On his show last night, Fuentes unspooled a grandiose and deluded rant, extrapolating that his placement on a government no-fly list was a precursor to white genocide.

"Maybe by 2100 we'll be able to say that white people are under attack or something," he said. "And by that point we'll be in the history books. At that point, it'll be Chinese overlords and a new Hispanic/African protectorate of the People's Republic of China teaching them about the Europeans in history class. We'll be extinct."

The myth of white genocide, also known as the "Great Replacement," has been used by terrorists, including Dylann Roof, Anders Breivik, Brenton Tarrant and Patrick Crusius to justify mass shootings that they carried out.

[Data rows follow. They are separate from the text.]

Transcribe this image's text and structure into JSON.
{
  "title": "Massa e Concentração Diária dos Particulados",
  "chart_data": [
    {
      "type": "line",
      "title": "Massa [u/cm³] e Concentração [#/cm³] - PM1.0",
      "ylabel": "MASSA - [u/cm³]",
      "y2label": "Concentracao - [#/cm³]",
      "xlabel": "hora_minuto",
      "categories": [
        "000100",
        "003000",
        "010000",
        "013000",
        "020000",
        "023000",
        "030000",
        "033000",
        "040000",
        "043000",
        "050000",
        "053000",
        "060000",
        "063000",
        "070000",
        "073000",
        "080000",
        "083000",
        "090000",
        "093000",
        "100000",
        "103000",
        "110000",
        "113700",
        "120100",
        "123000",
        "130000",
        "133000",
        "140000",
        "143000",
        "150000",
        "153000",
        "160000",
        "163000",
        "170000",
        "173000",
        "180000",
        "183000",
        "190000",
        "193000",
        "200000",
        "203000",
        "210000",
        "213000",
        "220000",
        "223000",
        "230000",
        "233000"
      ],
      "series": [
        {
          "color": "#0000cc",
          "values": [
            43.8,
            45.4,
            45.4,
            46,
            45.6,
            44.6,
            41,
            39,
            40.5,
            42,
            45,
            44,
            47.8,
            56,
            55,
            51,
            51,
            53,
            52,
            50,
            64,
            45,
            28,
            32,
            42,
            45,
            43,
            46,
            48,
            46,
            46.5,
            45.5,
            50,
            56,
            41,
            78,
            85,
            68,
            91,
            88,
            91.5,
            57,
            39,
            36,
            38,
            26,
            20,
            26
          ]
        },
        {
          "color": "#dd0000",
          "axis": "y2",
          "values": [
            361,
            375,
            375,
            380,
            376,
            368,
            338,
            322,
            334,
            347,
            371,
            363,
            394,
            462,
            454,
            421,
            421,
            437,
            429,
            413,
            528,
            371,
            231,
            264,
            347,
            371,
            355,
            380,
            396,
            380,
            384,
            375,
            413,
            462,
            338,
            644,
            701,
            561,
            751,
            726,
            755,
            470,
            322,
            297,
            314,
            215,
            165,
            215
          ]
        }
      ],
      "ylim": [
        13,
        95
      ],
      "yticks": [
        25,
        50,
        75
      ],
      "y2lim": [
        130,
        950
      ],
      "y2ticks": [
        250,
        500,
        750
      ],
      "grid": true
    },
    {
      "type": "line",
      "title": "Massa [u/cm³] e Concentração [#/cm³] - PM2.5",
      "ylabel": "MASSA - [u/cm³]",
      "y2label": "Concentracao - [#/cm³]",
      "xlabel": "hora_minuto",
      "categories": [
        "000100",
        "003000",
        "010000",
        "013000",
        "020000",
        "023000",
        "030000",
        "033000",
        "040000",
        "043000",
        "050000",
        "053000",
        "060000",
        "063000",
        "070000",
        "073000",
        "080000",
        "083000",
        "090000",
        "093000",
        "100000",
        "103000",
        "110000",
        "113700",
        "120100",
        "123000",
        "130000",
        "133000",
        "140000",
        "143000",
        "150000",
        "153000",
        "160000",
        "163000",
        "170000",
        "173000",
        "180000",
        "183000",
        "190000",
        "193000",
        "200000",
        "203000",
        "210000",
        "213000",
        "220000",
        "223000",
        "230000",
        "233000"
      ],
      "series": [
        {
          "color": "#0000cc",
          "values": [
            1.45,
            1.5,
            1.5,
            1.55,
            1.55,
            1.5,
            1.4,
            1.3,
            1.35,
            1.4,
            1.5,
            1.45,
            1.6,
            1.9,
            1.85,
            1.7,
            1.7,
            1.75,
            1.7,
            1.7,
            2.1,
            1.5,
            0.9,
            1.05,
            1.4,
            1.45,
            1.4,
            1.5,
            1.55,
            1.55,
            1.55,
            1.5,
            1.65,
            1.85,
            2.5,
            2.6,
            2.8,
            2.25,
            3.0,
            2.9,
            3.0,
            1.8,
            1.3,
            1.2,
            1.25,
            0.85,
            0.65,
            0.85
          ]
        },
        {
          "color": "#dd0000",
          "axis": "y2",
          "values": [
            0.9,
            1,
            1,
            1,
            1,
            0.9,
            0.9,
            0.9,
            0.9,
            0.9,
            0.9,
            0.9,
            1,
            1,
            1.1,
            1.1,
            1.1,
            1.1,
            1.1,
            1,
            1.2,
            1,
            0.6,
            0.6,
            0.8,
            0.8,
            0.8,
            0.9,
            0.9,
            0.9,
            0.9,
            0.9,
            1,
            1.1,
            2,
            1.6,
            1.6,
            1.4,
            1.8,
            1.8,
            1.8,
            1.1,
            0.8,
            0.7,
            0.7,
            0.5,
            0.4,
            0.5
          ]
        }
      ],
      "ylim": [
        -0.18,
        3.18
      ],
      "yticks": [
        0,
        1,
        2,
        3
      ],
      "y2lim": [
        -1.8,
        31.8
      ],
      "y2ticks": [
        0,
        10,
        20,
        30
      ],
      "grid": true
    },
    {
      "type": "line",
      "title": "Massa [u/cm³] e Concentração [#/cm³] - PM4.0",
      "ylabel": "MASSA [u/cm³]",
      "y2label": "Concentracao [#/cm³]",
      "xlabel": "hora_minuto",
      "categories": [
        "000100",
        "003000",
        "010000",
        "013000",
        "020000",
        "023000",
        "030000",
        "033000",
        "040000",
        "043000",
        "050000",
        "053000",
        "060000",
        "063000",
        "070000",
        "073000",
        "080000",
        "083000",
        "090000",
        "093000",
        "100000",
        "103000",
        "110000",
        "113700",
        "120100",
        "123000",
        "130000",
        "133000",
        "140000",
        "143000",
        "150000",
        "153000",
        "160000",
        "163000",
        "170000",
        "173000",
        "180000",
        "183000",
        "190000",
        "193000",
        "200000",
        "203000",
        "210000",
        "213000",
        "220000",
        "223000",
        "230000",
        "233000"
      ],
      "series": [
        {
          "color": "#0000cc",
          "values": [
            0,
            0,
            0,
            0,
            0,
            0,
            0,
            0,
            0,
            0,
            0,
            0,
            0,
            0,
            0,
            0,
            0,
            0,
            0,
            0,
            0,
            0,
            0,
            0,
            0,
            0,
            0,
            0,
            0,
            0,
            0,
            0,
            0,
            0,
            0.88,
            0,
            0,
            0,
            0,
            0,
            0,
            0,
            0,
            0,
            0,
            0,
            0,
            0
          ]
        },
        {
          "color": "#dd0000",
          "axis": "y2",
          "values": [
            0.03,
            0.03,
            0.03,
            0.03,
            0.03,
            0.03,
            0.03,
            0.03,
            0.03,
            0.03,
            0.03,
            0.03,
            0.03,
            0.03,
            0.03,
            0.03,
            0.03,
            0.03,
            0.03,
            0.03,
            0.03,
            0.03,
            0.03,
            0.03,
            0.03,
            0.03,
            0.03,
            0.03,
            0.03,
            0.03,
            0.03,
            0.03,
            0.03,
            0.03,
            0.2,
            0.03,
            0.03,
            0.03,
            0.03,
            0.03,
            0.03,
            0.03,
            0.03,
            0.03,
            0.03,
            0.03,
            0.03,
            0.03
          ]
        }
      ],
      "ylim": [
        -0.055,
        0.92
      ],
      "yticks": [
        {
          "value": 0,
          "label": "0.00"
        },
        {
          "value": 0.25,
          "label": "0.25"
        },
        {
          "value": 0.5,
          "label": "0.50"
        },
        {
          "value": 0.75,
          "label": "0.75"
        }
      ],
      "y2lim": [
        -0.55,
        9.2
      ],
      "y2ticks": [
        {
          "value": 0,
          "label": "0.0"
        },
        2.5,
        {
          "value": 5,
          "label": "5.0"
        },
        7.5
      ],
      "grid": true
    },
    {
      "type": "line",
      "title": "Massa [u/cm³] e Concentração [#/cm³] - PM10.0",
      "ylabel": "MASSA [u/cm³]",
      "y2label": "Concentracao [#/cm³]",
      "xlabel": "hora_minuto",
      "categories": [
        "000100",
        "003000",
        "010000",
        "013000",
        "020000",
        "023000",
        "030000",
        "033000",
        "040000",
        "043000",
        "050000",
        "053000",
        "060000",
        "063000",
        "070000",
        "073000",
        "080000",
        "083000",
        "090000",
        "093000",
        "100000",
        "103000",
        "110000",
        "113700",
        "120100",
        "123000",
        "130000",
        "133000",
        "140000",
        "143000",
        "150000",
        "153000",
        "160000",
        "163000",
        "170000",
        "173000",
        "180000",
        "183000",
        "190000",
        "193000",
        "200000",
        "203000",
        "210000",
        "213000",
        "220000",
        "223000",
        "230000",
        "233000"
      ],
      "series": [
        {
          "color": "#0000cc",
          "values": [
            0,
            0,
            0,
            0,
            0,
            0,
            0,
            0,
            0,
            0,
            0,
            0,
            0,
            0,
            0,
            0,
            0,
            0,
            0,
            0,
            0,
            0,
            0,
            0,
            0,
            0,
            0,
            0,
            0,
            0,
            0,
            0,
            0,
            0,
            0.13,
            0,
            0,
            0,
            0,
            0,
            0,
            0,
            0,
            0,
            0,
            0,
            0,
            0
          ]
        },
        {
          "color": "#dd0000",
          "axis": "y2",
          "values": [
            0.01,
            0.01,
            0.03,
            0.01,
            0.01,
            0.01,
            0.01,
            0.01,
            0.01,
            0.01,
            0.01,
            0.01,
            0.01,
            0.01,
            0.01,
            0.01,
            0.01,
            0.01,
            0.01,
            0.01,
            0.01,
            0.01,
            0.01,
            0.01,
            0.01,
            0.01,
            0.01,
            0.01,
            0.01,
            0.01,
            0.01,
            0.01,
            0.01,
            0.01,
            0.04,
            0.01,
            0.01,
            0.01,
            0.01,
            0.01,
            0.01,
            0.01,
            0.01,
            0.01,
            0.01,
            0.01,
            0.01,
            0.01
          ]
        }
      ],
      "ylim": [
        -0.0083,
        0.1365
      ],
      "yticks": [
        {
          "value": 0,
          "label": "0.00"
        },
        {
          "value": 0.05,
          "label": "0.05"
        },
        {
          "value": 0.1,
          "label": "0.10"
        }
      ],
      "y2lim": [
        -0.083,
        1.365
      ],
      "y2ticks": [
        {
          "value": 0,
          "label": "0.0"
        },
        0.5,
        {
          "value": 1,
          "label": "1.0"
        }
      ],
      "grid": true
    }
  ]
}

"People have got to start doing something about this, or we're all going to die," Fuentes continued. "We're all going to die anyway, at some point. But we're all going to be killed! We're all going to be killed! We are all going to die, and hopefully go to heaven. But we will all be killed. I mean, they will expedite the death process. We will not be dying of old age. We will be dying of Black person bonking you in the head with some foreign object. You'll be dying of — I don't know — some COVID vaccination squad shooting a tranquilizer dart in your throat."

Squire said Fuentes' call to action shouldn't be dismissed as merely edginess or irony.

"He doesn't shy away from the idea that he's inspired people," Squire said. "He deems himself the leader of a movement and gave them a name. Now they wear funny hats and uniforms. To think that he doesn't want someone listening to him to take action — I don't think you can listen to him, and expect that people will just nod their heads and go on. That's not what he wants. That's not the point of the show."

Squire noted that in the past Fuentes has encouraged followers to kill state lawmakers and told them to be ready "to fight… with weapons" against a possible vaccine mandate.

"It's a directive," she said. "I don't think I need to give him the benefit of the doubt. His words don't leave a lot of gray area."